Niemniej jednak w jakimś stopniu są to pozory i dowodem na to jest dzisiejszy konkurs Pucharu Świata w Willingen. Warunki były dalekie od sprawiedliwych, co miało ogromny wpływ na losy pierwszej i zarazem jedynej serii konkursowej. Polacy spisali się bardzo słabo i co najgorsze, po konkursie byli negatywnymi bohaterami – chodziło o buty naszych skoczków. Buty naszych skoczków wywołały spore kontrowersje i skończyło się zdyskwalifikowaniem Piotra Żyły i Stefana Huli. Co ciekawe, okazało się też, że wszystko rozpoczęło się od Niemców! Niemcy wpłacili 100 franków szwajcarskich, co oznaczało złożenie protestu i tym samym Mika Jukkara musiał przyjrzeć się naszemu obuwiu. Emocje wywołało też to, że Polacy nie zgłosili przeprowadzonych modyfikacji.

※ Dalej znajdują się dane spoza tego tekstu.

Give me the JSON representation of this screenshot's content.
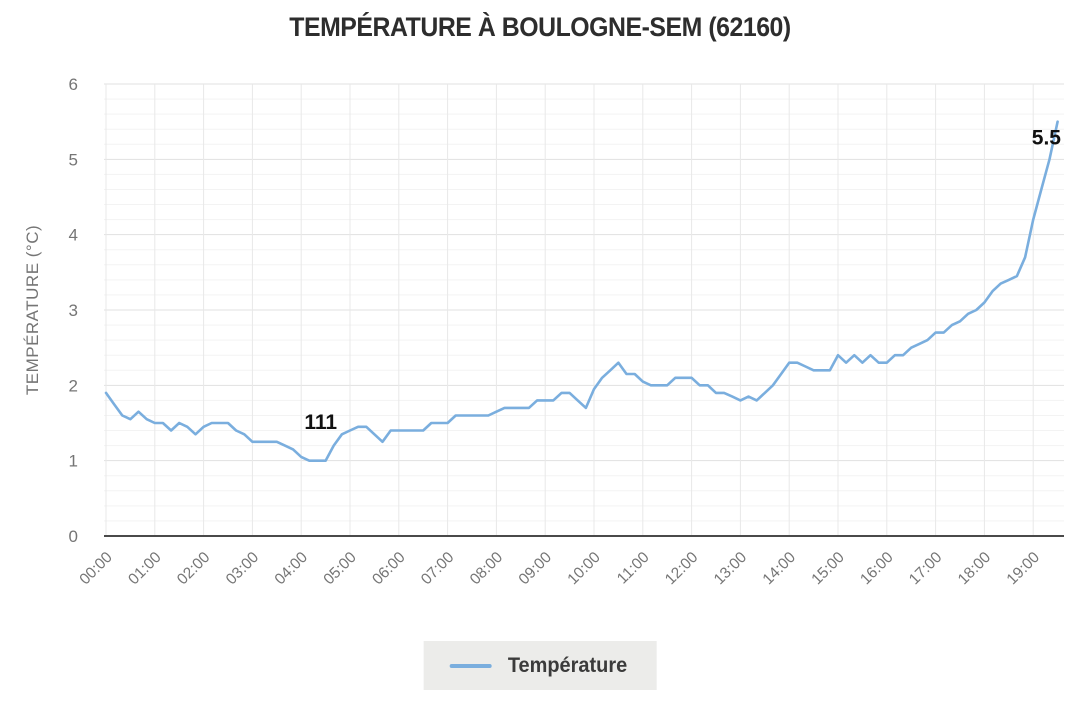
{
  "header": {
    "title": "TEMPÉRATURE À BOULOGNE-SEM (62160)"
  },
  "chart_data": {
    "type": "line",
    "title": "TEMPÉRATURE À BOULOGNE-SEM (62160)",
    "xlabel": "",
    "ylabel": "TEMPÉRATURE (°C)",
    "ylim": [
      0,
      6
    ],
    "grid": {
      "y_minor_step": 0.2,
      "y_major_step": 1,
      "x_step_hours": 1,
      "visible": true
    },
    "y_ticks": [
      "0",
      "1",
      "2",
      "3",
      "4",
      "5",
      "6"
    ],
    "x_ticks": [
      "00:00",
      "01:00",
      "02:00",
      "03:00",
      "04:00",
      "05:00",
      "06:00",
      "07:00",
      "08:00",
      "09:00",
      "10:00",
      "11:00",
      "12:00",
      "13:00",
      "14:00",
      "15:00",
      "16:00",
      "17:00",
      "18:00",
      "19:00"
    ],
    "interval_minutes": 10,
    "start_time": "00:00",
    "end_time": "19:30",
    "legend_position": "bottom",
    "legend": {
      "entries": [
        {
          "label": "Température",
          "color": "#7aaede"
        }
      ]
    },
    "series": [
      {
        "name": "Température",
        "color": "#7aaede",
        "values": [
          1.9,
          1.75,
          1.6,
          1.55,
          1.65,
          1.55,
          1.5,
          1.5,
          1.4,
          1.5,
          1.45,
          1.35,
          1.45,
          1.5,
          1.5,
          1.5,
          1.4,
          1.35,
          1.25,
          1.25,
          1.25,
          1.25,
          1.2,
          1.15,
          1.05,
          1.0,
          1.0,
          1.0,
          1.2,
          1.35,
          1.4,
          1.45,
          1.45,
          1.35,
          1.25,
          1.4,
          1.4,
          1.4,
          1.4,
          1.4,
          1.5,
          1.5,
          1.5,
          1.6,
          1.6,
          1.6,
          1.6,
          1.6,
          1.65,
          1.7,
          1.7,
          1.7,
          1.7,
          1.8,
          1.8,
          1.8,
          1.9,
          1.9,
          1.8,
          1.7,
          1.95,
          2.1,
          2.2,
          2.3,
          2.15,
          2.15,
          2.05,
          2.0,
          2.0,
          2.0,
          2.1,
          2.1,
          2.1,
          2.0,
          2.0,
          1.9,
          1.9,
          1.85,
          1.8,
          1.85,
          1.8,
          1.9,
          2.0,
          2.15,
          2.3,
          2.3,
          2.25,
          2.2,
          2.2,
          2.2,
          2.4,
          2.3,
          2.4,
          2.3,
          2.4,
          2.3,
          2.3,
          2.4,
          2.4,
          2.5,
          2.55,
          2.6,
          2.7,
          2.7,
          2.8,
          2.85,
          2.95,
          3.0,
          3.1,
          3.25,
          3.35,
          3.4,
          3.45,
          3.7,
          4.2,
          4.6,
          5.0,
          5.5
        ]
      }
    ],
    "annotations": [
      {
        "text": "111",
        "x_hours": 4.4,
        "y_value": 1.42
      },
      {
        "text": "5.5",
        "x_hours": 19.27,
        "y_value": 5.2
      }
    ],
    "colors": {
      "line": "#7aaede",
      "grid_minor": "#f3f3f3",
      "grid_major": "#e1e1e1",
      "grid_vertical": "#e8e8e8",
      "axis": "#4a4a4a",
      "tick_label": "#757575",
      "annotation": "#111111",
      "title": "#2d2d2d"
    }
  }
}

Można też usłyszeć o tym, że Polacy zamierzają zrewanżować się protestem – chodzi o buty, które ma m.in. Geiger i Kobayashi. Sytuacja robi się coraz bardziej gorąca, a początek Zimowych Igrzysk Olimpijskich w Pekinie już w przyszłym tygodniu. Wszystko wskazuje więc na to, że poza skocznią mamy naprawdę ostrą rywalizację. Ponadto nie sposób zapomnieć o testach na wiadomego wirusa – wygląda na to, że skoczków w najbliższym czasie czeka wiele stresu.
Dzisiejszy konkurs wygrał wspomniany już Kobayashi i tym samym odzyskał on prowadzenie w klasyfikacji generalnej Pucharu Świata. Na podium znaleźli się także Norwegowie – Granerud i Lindvik. Najlepszy z Polaków był Stoch – dwukrotny zwycięzca Pucharu Świata zajął 21. miejsce. Punktował także Dawid Kubacki – mistrz świata z Seefeld ukończył zmagania na 27. pozycji. W klasyfikacji konkursu mieliśmy również Pawła Wąska – młody Polak zajął dopiero 38. miejsce.